Polônio-210 foi o elemento radioativo que em questão de dias matou Alexander Litvinenko. Sua produção ocorre em laboratórios russos controlados pelo governo. É caro e inacessível para assassinos comuns. E nunca havia sido usado para exterminar um ser humano. Embora inofensivo para quem o manipula, uma vez engolido ou inalado não dá à vítima a mínima chance de sobrevivência. Um grama é suficiente para matar meio milhão de pessoas. Médicos afirmaram que Litvinenko recebeu uma dose equivalente a estar no epicentro da catástrofe de Tchernobil...por duas vezes. Os assassinos de Sacha apenas não contavam que o organismo do ex-agente fosse resistir tanto, a ponto de permitir que médicos e peritos estudassem o caso e identificassem o veneno. Em entrevista, o pai do ex-agente disse que o filho havia sido morto por uma "minúscula bomba nuclear". Atualmente, a viúva Marina Litvinenko luta para que todos os implicados na morte de seu marido sejam apontados e punidos. Putin nega veementemente o envolvimento no crime.

"Vengeance is Mine, Inc." é nome de um dos contos escritos pelo britânico Roald Dahl (1916-1990). Comparsas abrem uma empresa que oferece a seus clientes serviços de vingança. Trama sinistra publicada na coletânea "More Tales of The Unexpected".
A trama sinistra que levou à morte de Litvinenko está no livro "Morte de um Dissidente", de Alex Goldfarb e Marina Litvinenko. História real e surpreendente, muito além da força criativa de roteiristas cinematográficos e escritores de ficção.

4 comments:

Anonymous said...

Impressionante, não consigo imaginar alguém ingerindo polônio....e conseguir sobreviver por um tempo!!! Eu sequer tolero uma simples dipirona.

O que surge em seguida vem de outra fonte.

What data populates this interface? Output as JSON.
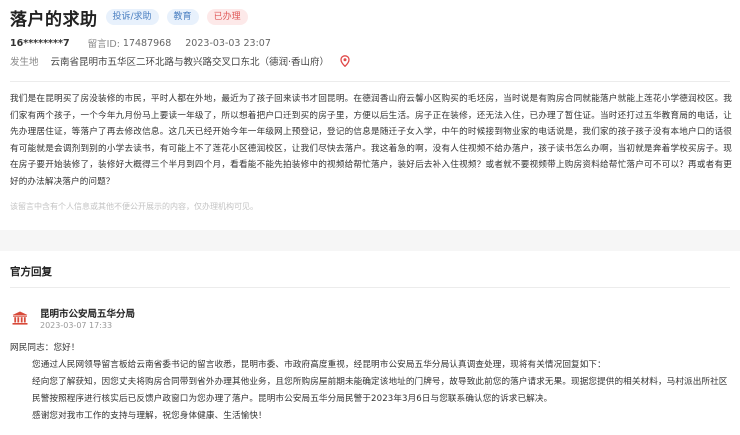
{
  "header": {
    "title": "落户的求助",
    "tags": [
      "投诉/求助",
      "教育",
      "已办理"
    ]
  },
  "meta": {
    "user": "16********7",
    "message_id_label": "留言ID:",
    "message_id": "17487968",
    "datetime": "2023-03-03 23:07"
  },
  "location": {
    "label": "发生地",
    "address": "云南省昆明市五华区二环北路与教兴路交叉口东北（德润·香山府）"
  },
  "message": {
    "body": "我们是在昆明买了房没装修的市民，平时人都在外地，最近为了孩子回来读书才回昆明。在德润香山府云馨小区购买的毛坯房，当时说是有购房合同就能落户就能上莲花小学德润校区。我们家有两个孩子，一个今年九月份马上要读一年级了，所以想着把户口迁到买的房子里，方便以后生活。房子正在装修，还无法入住，已办理了暂住证。当时还打过五华教育局的电话，让先办理居住证，等落户了再去修改信息。这几天已经开始今年一年级网上预登记，登记的信息是随迁子女入学，中午的时候接到物业家的电话说是，我们家的孩子孩子没有本地户口的话很有可能就是会调剂到别的小学去读书，有可能上不了莲花小区德润校区，让我们尽快去落户。我这着急的啊，没有人住视频不给办落户，孩子读书怎么办啊，当初就是奔着学校买房子。现在房子要开始装修了，装修好大概得三个半月到四个月，看看能不能先拍装修中的视频给帮忙落户，装好后去补入住视频？或者就不要视频带上购房资料给帮忙落户可不可以？再或者有更好的办法解决落户的问题？",
    "notice": "该留言中含有个人信息或其他不便公开展示的内容，仅办理机构可见。"
  },
  "official": {
    "heading": "官方回复",
    "org_name": "昆明市公安局五华分局",
    "date": "2023-03-07 17:33",
    "greeting": "网民同志：您好！",
    "paragraphs": [
      "您通过人民网领导留言板给云南省委书记的留言收悉，昆明市委、市政府高度重视，经昆明市公安局五华分局认真调查处理，现将有关情况回复如下：",
      "经向您了解获知，因您丈夫将购房合同带到省外办理其他业务，且您所购房屋前期未能确定该地址的门牌号，故导致此前您的落户请求无果。现据您提供的相关材料，马村派出所社区民警按照程序进行核实后已反馈户政窗口为您办理了落户。昆明市公安局五华分局民警于2023年3月6日与您联系确认您的诉求已解决。",
      "感谢您对我市工作的支持与理解，祝您身体健康、生活愉快！"
    ]
  },
  "colors": {
    "tag_blue_bg": "#e8f1fc",
    "tag_blue_text": "#4a7fc1",
    "tag_red_bg": "#fde9e9",
    "tag_red_text": "#e05a5a",
    "location_pin": "#e04848",
    "gov_icon": "#d84a3a"
  },
  "icons": {
    "location": "location-pin-icon",
    "government": "government-building-icon"
  }
}
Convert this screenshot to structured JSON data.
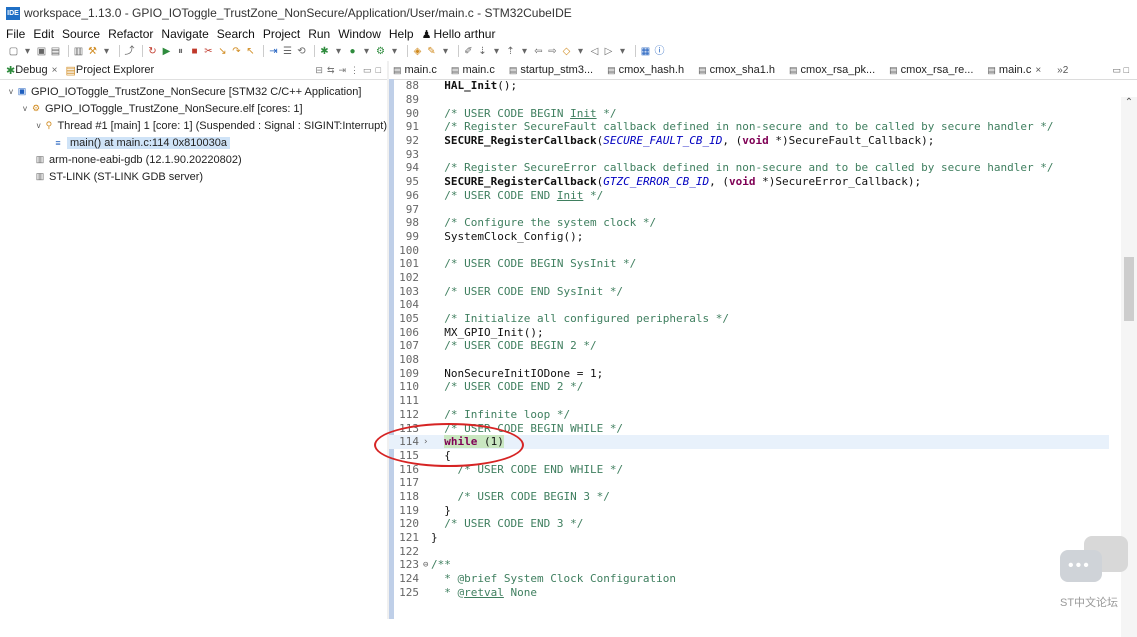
{
  "window": {
    "logo_text": "IDE",
    "title": "workspace_1.13.0 - GPIO_IOToggle_TrustZone_NonSecure/Application/User/main.c - STM32CubeIDE"
  },
  "menu": {
    "items": [
      "File",
      "Edit",
      "Source",
      "Refactor",
      "Navigate",
      "Search",
      "Project",
      "Run",
      "Window",
      "Help"
    ],
    "user": "Hello arthur"
  },
  "left_panel": {
    "tabs": [
      {
        "label": "Debug",
        "icon": "debug-icon",
        "closable": true
      },
      {
        "label": "Project Explorer",
        "icon": "project-explorer-icon",
        "closable": false
      }
    ],
    "tree": [
      {
        "depth": 0,
        "arrow": "v",
        "icon": "c-application-icon",
        "label": "GPIO_IOToggle_TrustZone_NonSecure [STM32 C/C++ Application]",
        "selected": false
      },
      {
        "depth": 1,
        "arrow": "v",
        "icon": "elf-process-icon",
        "label": "GPIO_IOToggle_TrustZone_NonSecure.elf [cores: 1]",
        "selected": false
      },
      {
        "depth": 2,
        "arrow": "v",
        "icon": "thread-suspended-icon",
        "label": "Thread #1 [main] 1 [core: 1] (Suspended : Signal : SIGINT:Interrupt)",
        "selected": false
      },
      {
        "depth": 3,
        "arrow": "",
        "icon": "stack-frame-icon",
        "label": "main() at main.c:114 0x810030a",
        "selected": true
      },
      {
        "depth": 1,
        "arrow": "",
        "icon": "gdb-icon",
        "label": "arm-none-eabi-gdb (12.1.90.20220802)",
        "selected": false
      },
      {
        "depth": 1,
        "arrow": "",
        "icon": "stlink-icon",
        "label": "ST-LINK (ST-LINK GDB server)",
        "selected": false
      }
    ]
  },
  "editor": {
    "tabs": [
      {
        "label": "main.c",
        "active": false
      },
      {
        "label": "main.c",
        "active": false
      },
      {
        "label": "startup_stm3...",
        "active": false
      },
      {
        "label": "cmox_hash.h",
        "active": false
      },
      {
        "label": "cmox_sha1.h",
        "active": false
      },
      {
        "label": "cmox_rsa_pk...",
        "active": false
      },
      {
        "label": "cmox_rsa_re...",
        "active": false
      },
      {
        "label": "main.c",
        "active": true
      }
    ],
    "overflow": "»2",
    "current_line": "114"
  },
  "watermark": {
    "text": "ST中文论坛"
  }
}
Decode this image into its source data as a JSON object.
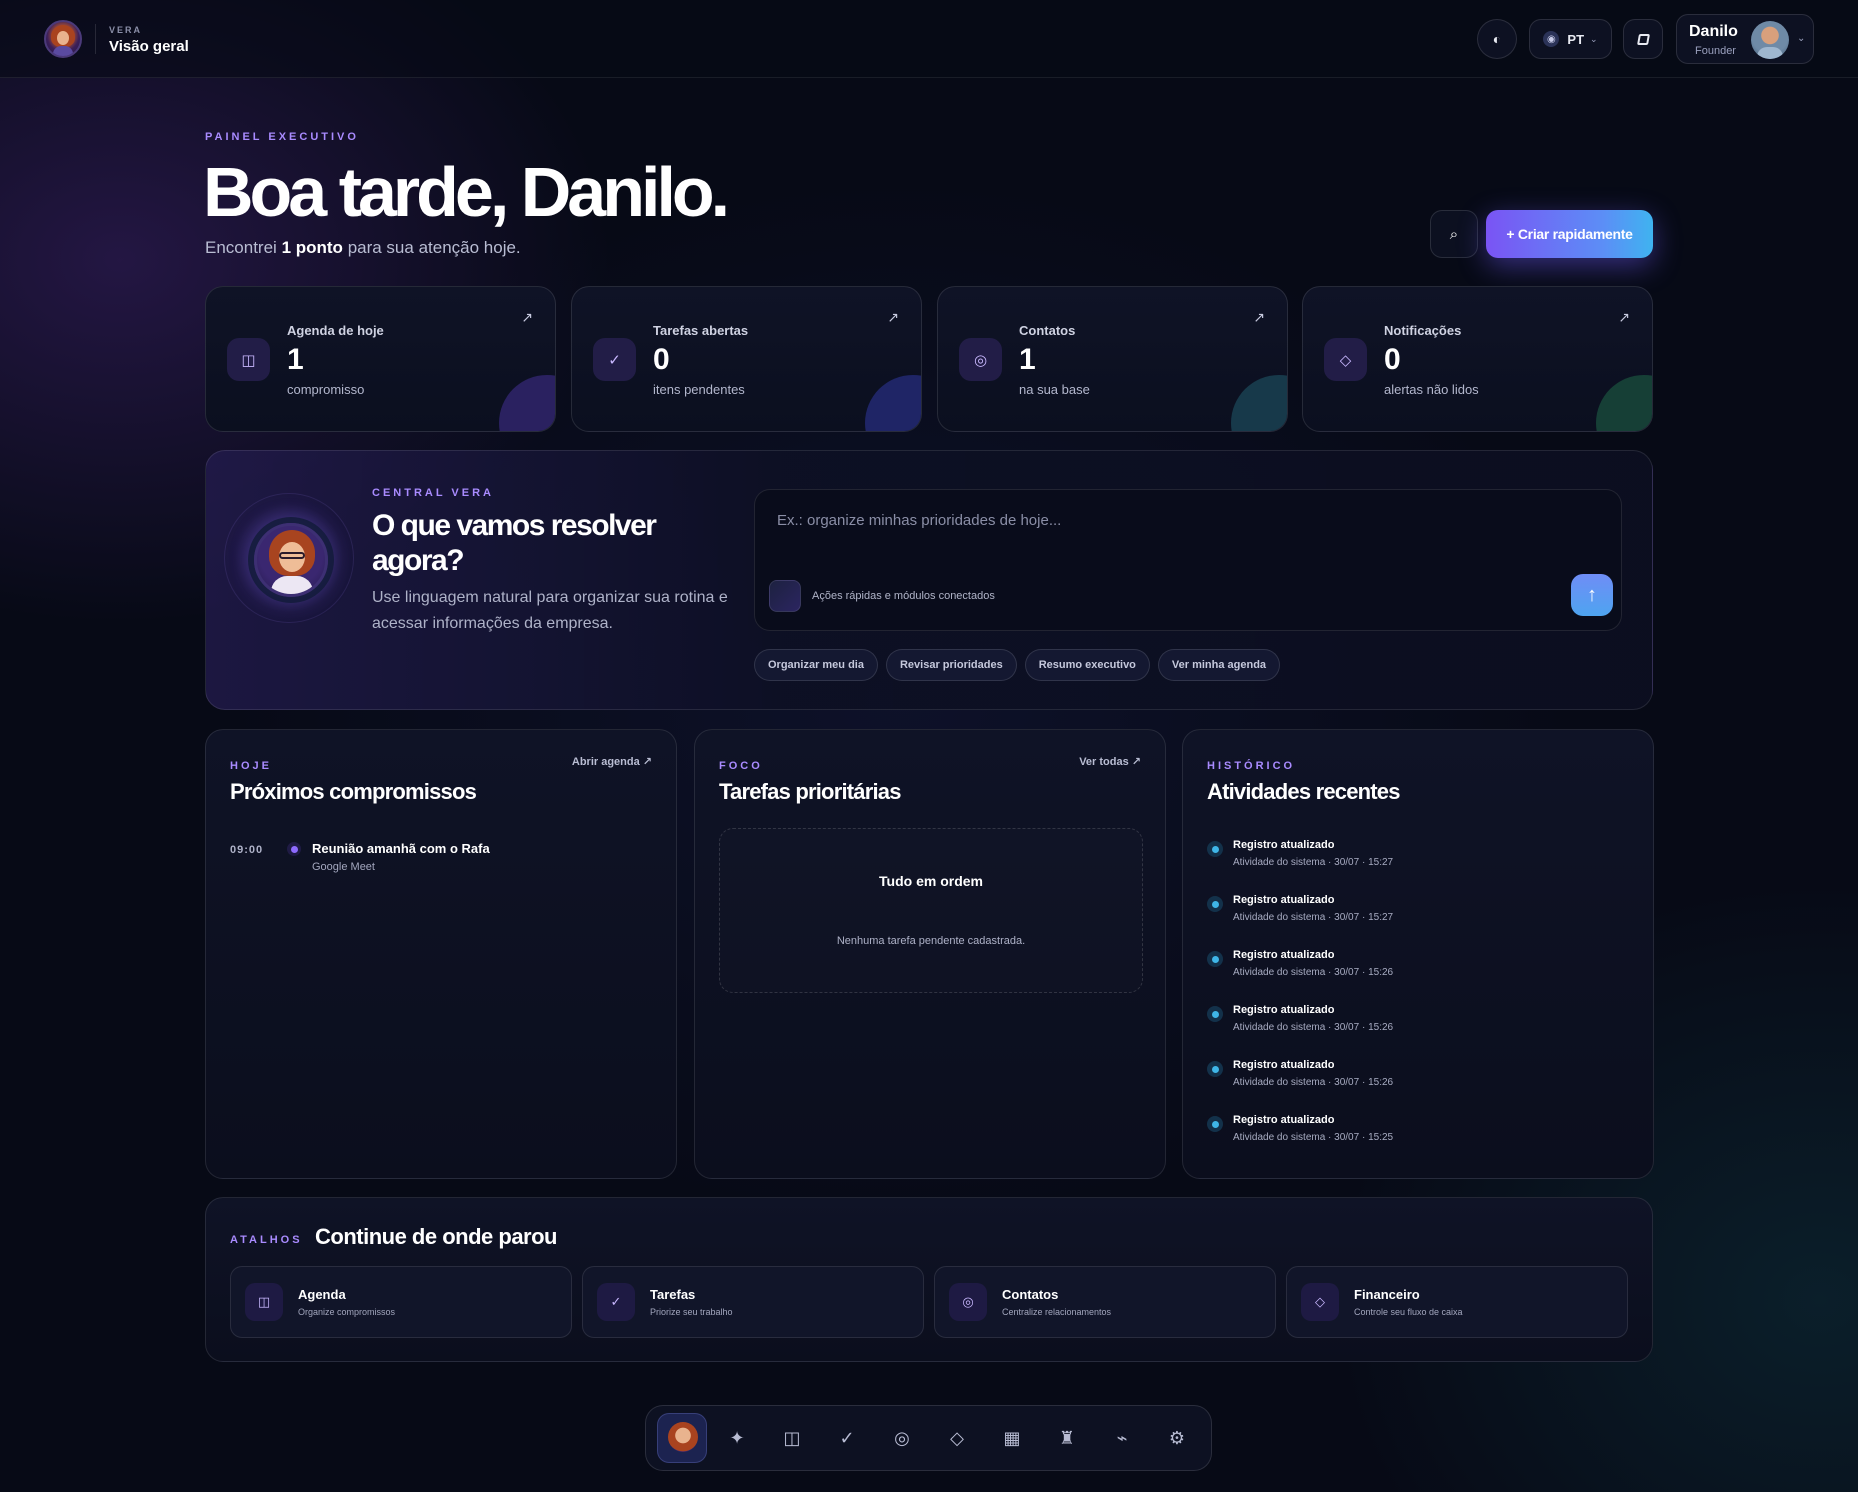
{
  "topbar": {
    "brand_kicker": "VERA",
    "brand_title": "Visão geral",
    "theme_icon": "half-moon-icon",
    "language": "PT",
    "notes_icon": "note-icon",
    "user": {
      "name": "Danilo",
      "role": "Founder"
    }
  },
  "hero": {
    "kicker": "PAINEL EXECUTIVO",
    "title": "Boa tarde, Danilo.",
    "subtitle_prefix": "Encontrei",
    "subtitle_bold": "1 ponto",
    "subtitle_suffix": "para sua atenção hoje.",
    "search_icon": "⌕",
    "create_button": "+ Criar rapidamente"
  },
  "stats": [
    {
      "label": "Agenda de hoje",
      "value": "1",
      "desc": "compromisso",
      "icon": "◫",
      "arrow": "↗",
      "accent": "#3a2a78"
    },
    {
      "label": "Tarefas abertas",
      "value": "0",
      "desc": "itens pendentes",
      "icon": "✓",
      "arrow": "↗",
      "accent": "#2c2e7a"
    },
    {
      "label": "Contatos",
      "value": "1",
      "desc": "na sua base",
      "icon": "◎",
      "arrow": "↗",
      "accent": "#1d4452"
    },
    {
      "label": "Notificações",
      "value": "0",
      "desc": "alertas não lidos",
      "icon": "◇",
      "arrow": "↗",
      "accent": "#1b4a3e"
    }
  ],
  "vera": {
    "kicker": "CENTRAL VERA",
    "title": "O que vamos resolver agora?",
    "description": "Use linguagem natural para organizar sua rotina e acessar informações da empresa.",
    "prompt_placeholder": "Ex.: organize minhas prioridades de hoje...",
    "quick_actions_label": "Ações rápidas e módulos conectados",
    "send_icon": "↑",
    "suggestions": [
      "Organizar meu dia",
      "Revisar prioridades",
      "Resumo executivo",
      "Ver minha agenda"
    ]
  },
  "today": {
    "kicker": "HOJE",
    "title": "Próximos compromissos",
    "link": "Abrir agenda ↗",
    "appointment": {
      "time": "09:00",
      "title": "Reunião amanhã com o Rafa",
      "subtitle": "Google Meet"
    }
  },
  "focus": {
    "kicker": "FOCO",
    "title": "Tarefas prioritárias",
    "link": "Ver todas ↗",
    "empty_title": "Tudo em ordem",
    "empty_subtitle": "Nenhuma tarefa pendente cadastrada."
  },
  "history": {
    "kicker": "HISTÓRICO",
    "title": "Atividades recentes",
    "items": [
      {
        "title": "Registro atualizado",
        "subtitle": "Atividade do sistema · 30/07 · 15:27"
      },
      {
        "title": "Registro atualizado",
        "subtitle": "Atividade do sistema · 30/07 · 15:27"
      },
      {
        "title": "Registro atualizado",
        "subtitle": "Atividade do sistema · 30/07 · 15:26"
      },
      {
        "title": "Registro atualizado",
        "subtitle": "Atividade do sistema · 30/07 · 15:26"
      },
      {
        "title": "Registro atualizado",
        "subtitle": "Atividade do sistema · 30/07 · 15:26"
      },
      {
        "title": "Registro atualizado",
        "subtitle": "Atividade do sistema · 30/07 · 15:25"
      }
    ]
  },
  "shortcuts": {
    "kicker": "ATALHOS",
    "title": "Continue de onde parou",
    "items": [
      {
        "name": "Agenda",
        "desc": "Organize compromissos",
        "icon": "◫"
      },
      {
        "name": "Tarefas",
        "desc": "Priorize seu trabalho",
        "icon": "✓"
      },
      {
        "name": "Contatos",
        "desc": "Centralize relacionamentos",
        "icon": "◎"
      },
      {
        "name": "Financeiro",
        "desc": "Controle seu fluxo de caixa",
        "icon": "◇"
      }
    ]
  },
  "dock": {
    "items": [
      {
        "name": "sparkle-icon",
        "glyph": "✦"
      },
      {
        "name": "calendar-icon",
        "glyph": "◫"
      },
      {
        "name": "check-icon",
        "glyph": "✓"
      },
      {
        "name": "contacts-icon",
        "glyph": "◎"
      },
      {
        "name": "finance-icon",
        "glyph": "◇"
      },
      {
        "name": "grid-icon",
        "glyph": "▦"
      },
      {
        "name": "tower-icon",
        "glyph": "♜"
      },
      {
        "name": "activity-icon",
        "glyph": "⌁"
      },
      {
        "name": "settings-icon",
        "glyph": "⚙"
      }
    ]
  }
}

Por falar em Leste Europeu essa história lembra muito aquele caso de tempos atrás do candidato à presidência da Ucrânia, o Viktor Yushchenko, que do dia para noite apareceu com um princípio de intoxicação que fez com que seu rosto ficasse todo deformado. Assemelhou-se a bolor.

A Máfia Russa gera histórias extremamente interessantes de espionagens, apesar do alto grau de selvageria. E é mais do que claro que o Putin é mentor de tudo isso.

Galaxy Of Emptiness said...

Putin é gangster.

Essa foto dele já diz muita coisa. Eu até cheguei a pensar que era montagem...a cara dele no corpo de um fortão. Mas fui pesquisar e é ele mesmo.
Bandido, mas amado pelos russos.

Cris Ambrosio said...

E o mais legal de tudo é que por uma jogada política lastimável, ele continua no poder, até sabe-se lá quando. Estava estudando isso essa semana! Friozinho na barriga.

Os russos gostam dele porque se sentem seguros e porque pensam que as coisas poderiam estar muito piores, imagino. Do mesmo jeito que todos os monstrinhos que tiveram apoio ao longo da História acabaram linchados, exilados ou suicidando-se. Sei lá, as coisas mudam. Espero.

Anonymous said...

É uma condição normal essa. A Rússia estava em uma pindaíba de dar dó. Sob moratória, sociedade capengando. Aí aparece o salvador da pátria, o tipo de sujeito influente e matreiro, que passa por cima de tudo e todos para estar no poder.

A Rússia está condenada a viver muito tempo sob a régia dessa ambiciosa quadrilha internacional.